In particolare al primo dipinto del 1628, conservato al Museo Jacquemart di Parigi, Max Milner (1923–2008), uno dei più grandi critici del ventesimo secolo, dedicò il suo ultimo libro: “Rembrandt a Emmaus” (Vita e pensiero, pp. 127, 14 euro) che Carlo Ossola, nella preziosa postfazione, definisce «luminoso lascito, compendio perfetto della sua ricerca, di studioso e di credente, sul discrimine ove luce e tenebre si confrontano e si fondono». Basta osservare l’immagine del celebre quadro, dipinto da Rembrandt a soli ventidue anni, per comprendere la posta artistica e teologica che è in gioco: l’angolo stretto fra due pareti giallastre, con un sacco attaccato sul muro, spunta dal buio come un flash improvviso, teso a cogliere l’espressione smarrita del discepolo nel momento in cui riconosce Gesù, pochi istanti prima che scompaia.

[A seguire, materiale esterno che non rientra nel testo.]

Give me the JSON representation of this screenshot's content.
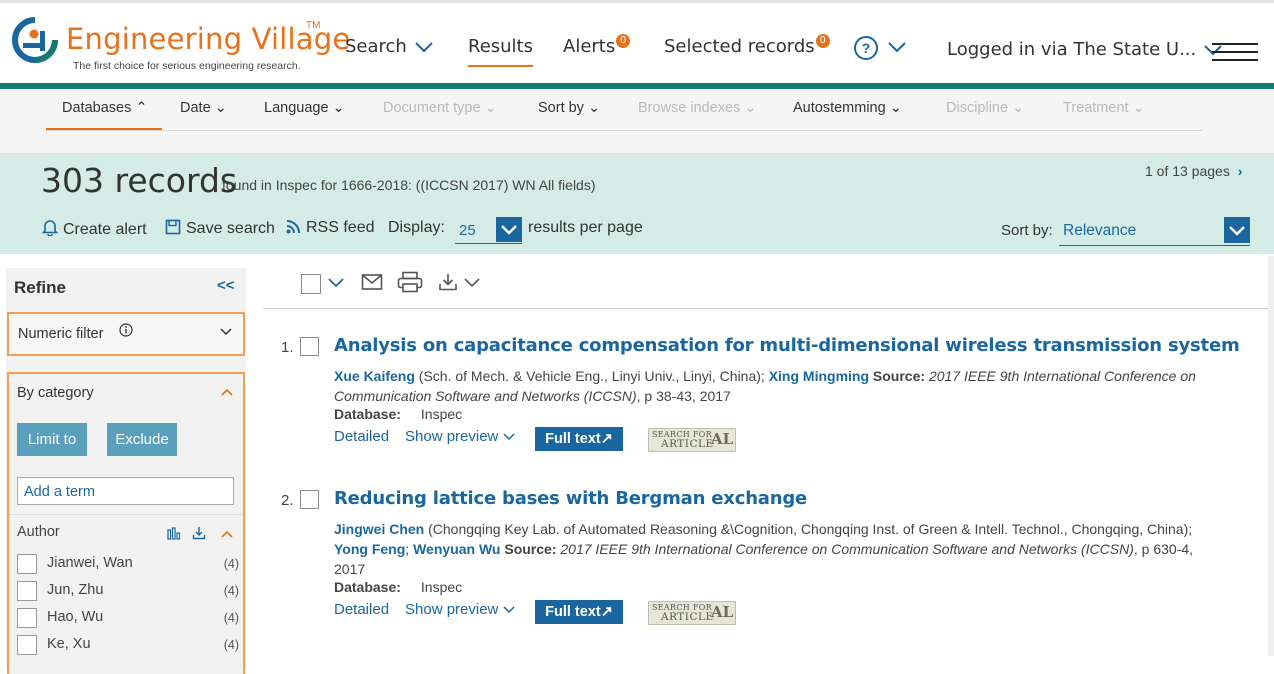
{
  "header": {
    "logo_title": "Engineering Village",
    "logo_tm": "TM",
    "tagline": "The first choice for serious engineering research.",
    "nav": {
      "search": "Search",
      "results": "Results",
      "alerts": "Alerts",
      "alerts_count": "0",
      "selected": "Selected records",
      "selected_count": "0",
      "help": "?",
      "logged_in": "Logged in via The State U..."
    }
  },
  "filters": [
    "Databases",
    "Date",
    "Language",
    "Document type",
    "Sort by",
    "Browse indexes",
    "Autostemming",
    "Discipline",
    "Treatment"
  ],
  "summary": {
    "count": "303 records",
    "found_text": "found in Inspec for 1666-2018: ((ICCSN 2017) WN All fields)",
    "pages": "1 of 13 pages",
    "create_alert": "Create alert",
    "save_search": "Save search",
    "rss_feed": "RSS feed",
    "display_label": "Display:",
    "display_value": "25",
    "results_per_page": "results per page",
    "sort_label": "Sort by:",
    "sort_value": "Relevance"
  },
  "sidebar": {
    "refine": "Refine",
    "collapse": "<<",
    "numeric_filter": "Numeric filter",
    "by_category": "By category",
    "limit_to": "Limit to",
    "exclude": "Exclude",
    "add_term_placeholder": "Add a term",
    "author_heading": "Author",
    "authors": [
      {
        "name": "Jianwei, Wan",
        "count": "(4)"
      },
      {
        "name": "Jun, Zhu",
        "count": "(4)"
      },
      {
        "name": "Hao, Wu",
        "count": "(4)"
      },
      {
        "name": "Ke, Xu",
        "count": "(4)"
      }
    ]
  },
  "results": [
    {
      "num": "1.",
      "title": "Analysis on capacitance compensation for multi-dimensional wireless transmission system",
      "author1": "Xue Kaifeng",
      "aff1": " (Sch. of Mech. & Vehicle Eng., Linyi Univ., Linyi, China); ",
      "author2": "Xing Mingming",
      "sep": "",
      "author3": "",
      "source_label": " Source: ",
      "source": "2017 IEEE 9th International Conference on Communication Software and Networks (ICCSN)",
      "pages": ", p 38-43, 2017",
      "db_label": "Database:",
      "db": "Inspec",
      "detailed": "Detailed",
      "preview": "Show preview",
      "fulltext": "Full text",
      "article_top": "SEARCH FOR",
      "article_bottom": "ARTICLE",
      "article_al": "AL"
    },
    {
      "num": "2.",
      "title": "Reducing lattice bases with Bergman exchange",
      "author1": "Jingwei Chen",
      "aff1": " (Chongqing Key Lab. of Automated Reasoning &\\Cognition, Chongqing Inst. of Green & Intell. Technol., Chongqing, China); ",
      "author2": "Yong Feng",
      "sep": "; ",
      "author3": "Wenyuan Wu",
      "source_label": " Source: ",
      "source": "2017 IEEE 9th International Conference on Communication Software and Networks (ICCSN)",
      "pages": ", p 630-4, 2017",
      "db_label": "Database:",
      "db": "Inspec",
      "detailed": "Detailed",
      "preview": "Show preview",
      "fulltext": "Full text",
      "article_top": "SEARCH FOR",
      "article_bottom": "ARTICLE",
      "article_al": "AL"
    }
  ]
}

Nelle opere successive dello stesso pittore sul medesimo soggetto, conservate al Louvre, al Museo Reale di Copenaghen, senza parlare dei disegni alcuni dei quali presenti agli Uffizi, il Cristo sarà sempre ben visibile, illuminato da candele o finestre. Avrà uno sguardo pallido, smagrito, occhi sgranati alzati verso il cielo oppure rivolti ai commensali. Gruppi di persone lo circonderanno, osservandolo inquieti, come travolti dal suo spettro. Mai più avremo di fronte quella figura nera, misteriosa, senza lineamenti, che sembra tendersi all’indietro sulla sedia, quasi a cadere, sulla quale Max Milner costruisce la sua appassionante indagine soprattutto descrittiva. Conoscere è forse riconoscere? E quando i pellegrini chiedono al forestiero di restare con loro, a chi si stanno rivolgendo? Perché, mentre lui parlava delle Sacre Scritture, non avevano capito di trovarsi di fronte il Risorto?

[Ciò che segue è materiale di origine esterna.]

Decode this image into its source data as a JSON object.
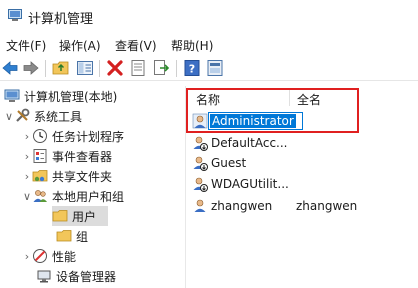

Eppure, nel sentire le sue storie, il cuore “ardeva” nei loro petti. Se l’essenza del cristianesimo è portare la luce dentro le tenebre, cioè Dio in mezzo agli uomini, allora ci rendiamo conto di come il giovane Rembrandt avesse messo la mano sul fuoco. E comprendiamo, apprezzandolo, anche il ricordo commosso che Carlo Ossola ci consegna del vecchio Milner, amico e collega, indimenticabile interprete di Giovanni della Croce e della sua “Notte oscura”, la sera in cui lo accompagnò in una delle ultime conferenze in un centro culturale ad Aubervilliers, nella periferia parigina, sulla scia di una folgorante intuizione di Victor Hugo: «La condizione del cielo è la notte. Noi chiamiamo giorno una stella».